CGEL* lists these nouns as "number-transparent":
lots, bags, heaps, loads, oodles, stacks
According to CGEL, these nouns are number-transparent in that they allow "the number of the oblique to percolate up to determine the number of the whole NP."
I can see how lots can be number-transparent. For example, lots of people is treated as plural whereas lots of money as singular. I can't think of any exception to lots being number-transparent.
But are the other nouns really number-transparent as well?
Here are counterexamples of each of these nouns:
Police officers walk in and out of the bank in what is supposedly a hostage situation, bags of money are exchanged, and corrupt politicians are brought to book without so much as a care about logic or believability. (News article 1)
From velvet chokers to oversized denim, heaps of the decade’s clothing have snuck their way back into my wardrobe, but nothing quite holds the nostalgic charm of concert apparel. (News article 2)
Bucket loads of money were poured into investigating and prosecuting crimes, while legal aid programs for impoverished defendants were starved. (News article 3)
The B.C. Liberals defend the practice on the grounds the donations are publicly disclosed.

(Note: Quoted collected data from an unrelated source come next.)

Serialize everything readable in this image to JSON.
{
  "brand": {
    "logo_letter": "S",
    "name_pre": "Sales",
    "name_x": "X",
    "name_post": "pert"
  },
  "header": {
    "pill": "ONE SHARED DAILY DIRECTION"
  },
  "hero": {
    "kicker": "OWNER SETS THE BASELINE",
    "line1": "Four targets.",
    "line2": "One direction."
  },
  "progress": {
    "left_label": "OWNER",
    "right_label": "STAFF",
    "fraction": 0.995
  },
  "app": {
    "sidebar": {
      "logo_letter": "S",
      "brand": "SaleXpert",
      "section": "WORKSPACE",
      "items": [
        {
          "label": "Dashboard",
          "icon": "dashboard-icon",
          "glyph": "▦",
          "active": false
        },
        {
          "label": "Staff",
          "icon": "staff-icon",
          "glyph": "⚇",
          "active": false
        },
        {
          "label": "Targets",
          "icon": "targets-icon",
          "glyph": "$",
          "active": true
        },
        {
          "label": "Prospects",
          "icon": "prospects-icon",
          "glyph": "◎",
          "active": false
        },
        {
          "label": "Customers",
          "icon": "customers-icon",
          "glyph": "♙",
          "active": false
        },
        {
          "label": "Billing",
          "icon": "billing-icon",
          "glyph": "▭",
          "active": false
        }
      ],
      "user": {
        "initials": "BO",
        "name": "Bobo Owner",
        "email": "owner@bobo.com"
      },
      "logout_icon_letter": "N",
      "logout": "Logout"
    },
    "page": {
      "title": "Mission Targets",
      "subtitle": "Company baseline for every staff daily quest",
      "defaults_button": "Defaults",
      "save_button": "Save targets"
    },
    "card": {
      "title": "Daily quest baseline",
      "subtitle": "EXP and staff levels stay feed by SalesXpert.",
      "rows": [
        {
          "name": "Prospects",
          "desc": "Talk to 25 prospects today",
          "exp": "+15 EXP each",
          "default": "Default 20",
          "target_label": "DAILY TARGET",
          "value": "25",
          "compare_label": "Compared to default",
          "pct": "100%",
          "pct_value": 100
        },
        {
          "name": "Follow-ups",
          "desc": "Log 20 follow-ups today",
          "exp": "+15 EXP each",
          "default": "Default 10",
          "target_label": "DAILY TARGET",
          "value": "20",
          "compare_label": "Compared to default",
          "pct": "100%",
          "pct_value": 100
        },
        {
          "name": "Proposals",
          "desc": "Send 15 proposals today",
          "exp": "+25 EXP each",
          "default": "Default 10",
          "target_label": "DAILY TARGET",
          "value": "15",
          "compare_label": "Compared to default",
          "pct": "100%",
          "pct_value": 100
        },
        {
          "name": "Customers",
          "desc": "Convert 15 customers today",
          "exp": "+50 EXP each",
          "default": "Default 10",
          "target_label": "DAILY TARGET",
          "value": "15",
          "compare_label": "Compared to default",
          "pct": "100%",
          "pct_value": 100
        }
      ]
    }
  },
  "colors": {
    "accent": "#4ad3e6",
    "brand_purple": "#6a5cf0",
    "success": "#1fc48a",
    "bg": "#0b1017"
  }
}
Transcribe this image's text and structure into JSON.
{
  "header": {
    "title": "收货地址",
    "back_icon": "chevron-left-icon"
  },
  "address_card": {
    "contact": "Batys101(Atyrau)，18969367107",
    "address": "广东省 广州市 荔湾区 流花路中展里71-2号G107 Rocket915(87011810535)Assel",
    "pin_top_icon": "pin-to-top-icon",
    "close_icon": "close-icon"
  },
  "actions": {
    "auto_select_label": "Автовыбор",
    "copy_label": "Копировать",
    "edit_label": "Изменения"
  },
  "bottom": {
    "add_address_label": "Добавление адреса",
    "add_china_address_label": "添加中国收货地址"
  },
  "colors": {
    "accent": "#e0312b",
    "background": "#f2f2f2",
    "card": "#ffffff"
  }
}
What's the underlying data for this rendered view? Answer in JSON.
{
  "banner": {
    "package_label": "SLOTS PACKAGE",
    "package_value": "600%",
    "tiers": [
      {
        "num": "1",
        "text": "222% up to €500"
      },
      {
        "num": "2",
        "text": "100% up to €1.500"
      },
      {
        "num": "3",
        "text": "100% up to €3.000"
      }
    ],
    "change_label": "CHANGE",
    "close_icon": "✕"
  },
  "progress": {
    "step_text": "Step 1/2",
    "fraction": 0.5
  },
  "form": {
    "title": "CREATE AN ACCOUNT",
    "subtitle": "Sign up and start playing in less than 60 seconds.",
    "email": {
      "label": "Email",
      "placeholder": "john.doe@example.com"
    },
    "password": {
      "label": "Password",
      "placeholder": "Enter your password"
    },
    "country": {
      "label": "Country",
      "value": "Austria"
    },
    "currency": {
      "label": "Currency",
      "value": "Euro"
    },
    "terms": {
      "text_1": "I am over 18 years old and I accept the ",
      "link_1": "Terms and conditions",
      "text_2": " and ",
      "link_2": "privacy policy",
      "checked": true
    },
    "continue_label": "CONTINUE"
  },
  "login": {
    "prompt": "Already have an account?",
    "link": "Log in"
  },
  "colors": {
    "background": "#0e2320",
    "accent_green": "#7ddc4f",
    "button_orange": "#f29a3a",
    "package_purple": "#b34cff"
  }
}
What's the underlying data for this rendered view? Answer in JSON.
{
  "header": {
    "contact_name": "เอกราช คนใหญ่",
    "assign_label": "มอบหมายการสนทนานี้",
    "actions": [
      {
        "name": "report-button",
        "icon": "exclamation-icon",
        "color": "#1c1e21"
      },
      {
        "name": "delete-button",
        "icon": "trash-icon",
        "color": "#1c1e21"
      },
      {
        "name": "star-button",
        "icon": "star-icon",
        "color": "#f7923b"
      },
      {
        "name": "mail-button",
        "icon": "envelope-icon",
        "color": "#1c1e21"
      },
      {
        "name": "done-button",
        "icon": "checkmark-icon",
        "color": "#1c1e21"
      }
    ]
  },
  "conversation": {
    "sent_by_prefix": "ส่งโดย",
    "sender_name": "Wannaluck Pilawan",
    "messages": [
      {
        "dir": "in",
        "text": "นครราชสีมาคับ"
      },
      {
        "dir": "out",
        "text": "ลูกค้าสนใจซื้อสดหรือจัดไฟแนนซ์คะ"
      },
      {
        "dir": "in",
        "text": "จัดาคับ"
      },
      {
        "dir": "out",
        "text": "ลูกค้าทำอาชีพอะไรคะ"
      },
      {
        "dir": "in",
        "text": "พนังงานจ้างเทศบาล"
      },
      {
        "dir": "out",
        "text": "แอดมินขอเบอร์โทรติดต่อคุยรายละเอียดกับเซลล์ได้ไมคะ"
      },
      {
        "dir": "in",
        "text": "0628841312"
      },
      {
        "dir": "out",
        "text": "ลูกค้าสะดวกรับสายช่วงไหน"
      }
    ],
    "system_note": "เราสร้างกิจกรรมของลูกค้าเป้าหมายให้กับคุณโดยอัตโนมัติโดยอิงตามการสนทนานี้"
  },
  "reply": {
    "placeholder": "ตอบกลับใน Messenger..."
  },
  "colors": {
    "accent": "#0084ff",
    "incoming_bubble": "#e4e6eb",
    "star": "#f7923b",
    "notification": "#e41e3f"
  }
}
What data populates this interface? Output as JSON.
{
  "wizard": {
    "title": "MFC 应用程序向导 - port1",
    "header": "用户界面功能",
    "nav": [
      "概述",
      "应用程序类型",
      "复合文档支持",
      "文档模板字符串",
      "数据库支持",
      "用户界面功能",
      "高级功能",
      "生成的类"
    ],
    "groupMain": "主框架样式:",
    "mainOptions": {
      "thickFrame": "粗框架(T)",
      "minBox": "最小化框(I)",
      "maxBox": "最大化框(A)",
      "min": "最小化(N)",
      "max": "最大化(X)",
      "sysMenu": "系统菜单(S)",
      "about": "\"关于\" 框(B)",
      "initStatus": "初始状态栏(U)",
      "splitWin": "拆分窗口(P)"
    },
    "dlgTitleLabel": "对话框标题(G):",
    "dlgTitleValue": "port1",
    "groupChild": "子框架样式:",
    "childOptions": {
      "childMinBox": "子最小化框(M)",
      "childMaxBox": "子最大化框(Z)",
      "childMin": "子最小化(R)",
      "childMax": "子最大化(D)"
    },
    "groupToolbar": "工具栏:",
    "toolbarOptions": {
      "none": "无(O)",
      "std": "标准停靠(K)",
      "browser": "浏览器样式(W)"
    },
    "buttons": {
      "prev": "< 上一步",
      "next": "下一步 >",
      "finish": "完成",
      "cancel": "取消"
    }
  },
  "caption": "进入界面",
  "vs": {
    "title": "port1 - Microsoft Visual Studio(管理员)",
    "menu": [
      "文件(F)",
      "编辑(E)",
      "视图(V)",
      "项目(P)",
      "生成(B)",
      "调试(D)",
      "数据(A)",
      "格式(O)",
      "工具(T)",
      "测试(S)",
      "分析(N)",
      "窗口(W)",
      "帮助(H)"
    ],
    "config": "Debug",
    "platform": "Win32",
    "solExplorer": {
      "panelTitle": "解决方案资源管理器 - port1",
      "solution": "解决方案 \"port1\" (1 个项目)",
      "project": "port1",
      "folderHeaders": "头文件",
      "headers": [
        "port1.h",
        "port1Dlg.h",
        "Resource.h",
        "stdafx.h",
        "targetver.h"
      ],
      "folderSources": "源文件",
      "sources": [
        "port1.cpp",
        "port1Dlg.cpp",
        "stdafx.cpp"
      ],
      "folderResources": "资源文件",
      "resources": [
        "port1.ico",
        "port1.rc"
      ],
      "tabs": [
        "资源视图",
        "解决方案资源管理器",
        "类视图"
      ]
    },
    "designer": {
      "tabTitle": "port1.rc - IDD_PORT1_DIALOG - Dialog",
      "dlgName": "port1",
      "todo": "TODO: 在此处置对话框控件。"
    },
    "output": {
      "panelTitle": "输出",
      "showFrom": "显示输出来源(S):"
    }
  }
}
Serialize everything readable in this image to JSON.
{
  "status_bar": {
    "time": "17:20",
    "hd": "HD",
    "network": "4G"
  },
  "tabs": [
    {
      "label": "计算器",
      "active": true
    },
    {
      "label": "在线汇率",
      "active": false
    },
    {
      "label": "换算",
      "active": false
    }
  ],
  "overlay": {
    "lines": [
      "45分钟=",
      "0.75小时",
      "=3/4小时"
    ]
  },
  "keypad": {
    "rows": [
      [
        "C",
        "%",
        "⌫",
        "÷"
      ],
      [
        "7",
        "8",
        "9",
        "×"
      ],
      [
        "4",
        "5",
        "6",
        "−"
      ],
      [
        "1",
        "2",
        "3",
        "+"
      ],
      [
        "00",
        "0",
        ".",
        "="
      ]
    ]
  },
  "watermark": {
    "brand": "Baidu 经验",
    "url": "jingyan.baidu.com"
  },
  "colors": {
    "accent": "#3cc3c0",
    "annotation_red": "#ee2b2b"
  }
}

But the disclosure comes long after a donation has been made, and all they show is that oodles of money are given to the Liberals by resource companies and Vancouver-area real-estate developers – who based on the track record of donations must feel they are getting value for money. (News article 4)
The man also asked where the stacks of money were, and whether Fisher kept any gold, but Fisher had neither. (News article 5)
Are these all somehow mistakes on the part of the editors of these articles? Or these nouns are not really number-transparent, unlike lots?
*CGEL: The Cambridge Grammar of the English Language (Page 350) by Huddleston, Rodney; Pullum, Geoffrey K.